One in particular stands out this time of the year. It’s “The Christmas Ship”, written and illustrated by Dean Morrissey. Dean came into my studio Nov. 7, 2000 and joined me for an interview I’ll never forget.
Dean is an artist, and the images he paints are magical. Considered fine art, the prints are available in limited editions.
The story of “The Christmas Ship” is sweet, but what made it come alive for me are the images on each page, evoking the nostalgia and wonder of childhood Christmases.
As I said, I have interviewed dozens of authors. But there was something special about this one. And I think what made it so memorable was something this talented artist shared with me during a commercial break. Though it came about casually, within moments I had a lump in my throat.
Dean had mentioned that he had two children. As I paged through the slim volume, I noted that the book was dedicated For Shan and Ian.
“Your children?” I asked.
He replied that Shan was his wife and Ian his son. Puzzled, I asked why he didn’t include the second child.
The next few moments were quiet. His face grew pained, his eyes saddened as he softly answered my question. While working on the book, they lost their second child.
That precious child lives on as Joey, the little boy who experiences the adventure of Christmas on the book’s pages.
Ten years later, I recently came across this sweet little book, stored in a box under a bed along with dozens of other childrens’ books long since put away.
I’ll give those books to my grandchildren for them to keep or dispose of. But “The Christmas Ship” will remain with me for a little while longer. I want to again marvel at the story and its images.
Dean autographed the copy to my two firstborn granddaughters, then four and five years of age, now in their teens. I’ll preserve this special treasure for the day when they can read it to children of their own.
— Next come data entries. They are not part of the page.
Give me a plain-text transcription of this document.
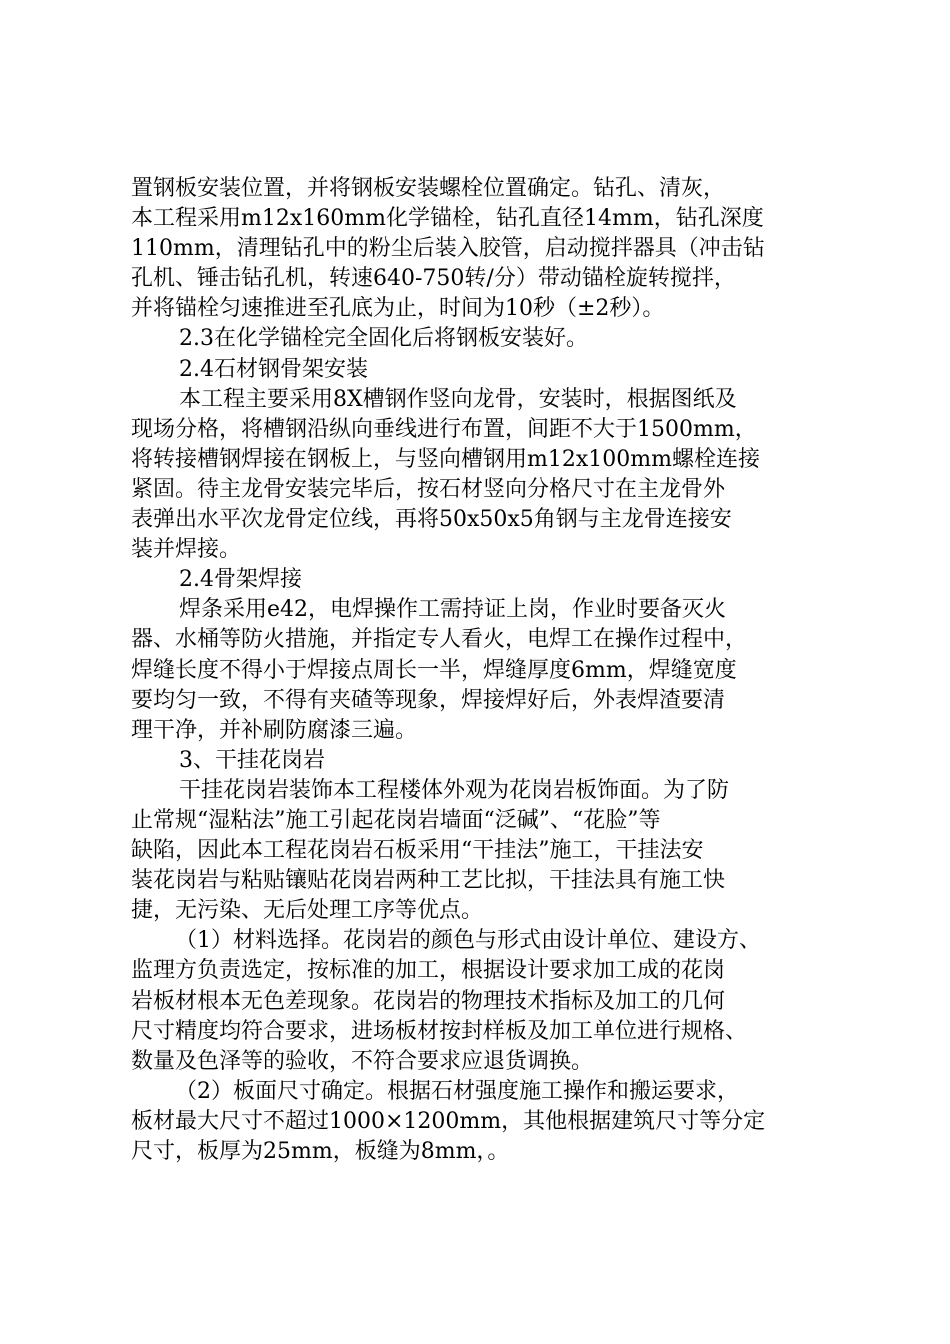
置钢板安装位置，并将钢板安装螺栓位置确定。钻孔、清灰，
本工程采用m12x160mm化学锚栓，钻孔直径14mm，钻孔深度
110mm，清理钻孔中的粉尘后装入胶管，启动搅拌器具（冲击钻
孔机、锤击钻孔机，转速640-750转/分）带动锚栓旋转搅拌，
并将锚栓匀速推进至孔底为止，时间为10秒（±2秒）。
2.3在化学锚栓完全固化后将钢板安装好。
2.4石材钢骨架安装
本工程主要采用8X槽钢作竖向龙骨，安装时，根据图纸及
现场分格，将槽钢沿纵向垂线进行布置，间距不大于1500mm，
将转接槽钢焊接在钢板上，与竖向槽钢用m12x100mm螺栓连接
紧固。待主龙骨安装完毕后，按石材竖向分格尺寸在主龙骨外
表弹出水平次龙骨定位线，再将50x50x5角钢与主龙骨连接安
装并焊接。
2.4骨架焊接
焊条采用e42，电焊操作工需持证上岗，作业时要备灭火
器、水桶等防火措施，并指定专人看火，电焊工在操作过程中，
焊缝长度不得小于焊接点周长一半，焊缝厚度6mm，焊缝宽度
要均匀一致，不得有夹碴等现象，焊接焊好后，外表焊渣要清
理干净，并补刷防腐漆三遍。
3、干挂花岗岩
干挂花岗岩装饰本工程楼体外观为花岗岩板饰面。为了防
止常规“湿粘法”施工引起花岗岩墙面“泛碱”、“花脸”等
缺陷，因此本工程花岗岩石板采用“干挂法”施工，干挂法安
装花岗岩与粘贴镶贴花岗岩两种工艺比拟，干挂法具有施工快
捷，无污染、无后处理工序等优点。
（1）材料选择。花岗岩的颜色与形式由设计单位、建设方、
监理方负责选定，按标准的加工，根据设计要求加工成的花岗
岩板材根本无色差现象。花岗岩的物理技术指标及加工的几何
尺寸精度均符合要求，进场板材按封样板及加工单位进行规格、
数量及色泽等的验收，不符合要求应退货调换。
（2）板面尺寸确定。根据石材强度施工操作和搬运要求，
板材最大尺寸不超过1000×1200mm，其他根据建筑尺寸等分定
尺寸，板厚为25mm，板缝为8mm，。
A search on the internet for information about Dean Morrissey brought me to several sites. One of them gives this description of Dean and his work:
“Dean Morrissey has been drawing and creating characters since his childhood in Boston. Inspired by Disney matte paintings and comic book heroes early on, he grew to appreciate the works of the masters, such as Rembrandt, Vermeer, Pyle and N.C. Wyeth. Morrissey worked a variety of job until deciding to paint full time in the late 1970’s. He worked as a freelance book cover illustrator for over 15 different publishers in New York and won numerous awards.
Morrissey is self taught, and considers the demands of cover illustration to have been his “art school”. In 1991, Morrissey began to paint some images from a story that he was creating. His books include Ship of Dreams Harry N Abrams (1994), The Great Kettles: A Tale of Time Harry N Abrams (1997), The Song of Celestine Little, Brown and Co. (1998), The Christmas Ship HarperCollins (2000), A Christmas Carol Greenwich Workshop Press (2000), The Moon Robber HarperCollins (2001), The Winter King HarperCollins (2002), and The Monster Trap HarperCollins (2004).
His awards include The Society of Illustrators Gold Medal for The Great Kettles, The Chesley Award for The Light Ship (2002), and he is a current nominee for this year’s Chesley Award for Anna of the Celts (2003). Morrissey lives with his wife Shan and his son on the South Shore of Massachusetts.”
Please enjoy the images I’ve included here. Merry Christmas to all and especially to Dean Morrissey, who has shared his vision of the magic of Christmas past and yet to come. A wonderful gift for young and old alike.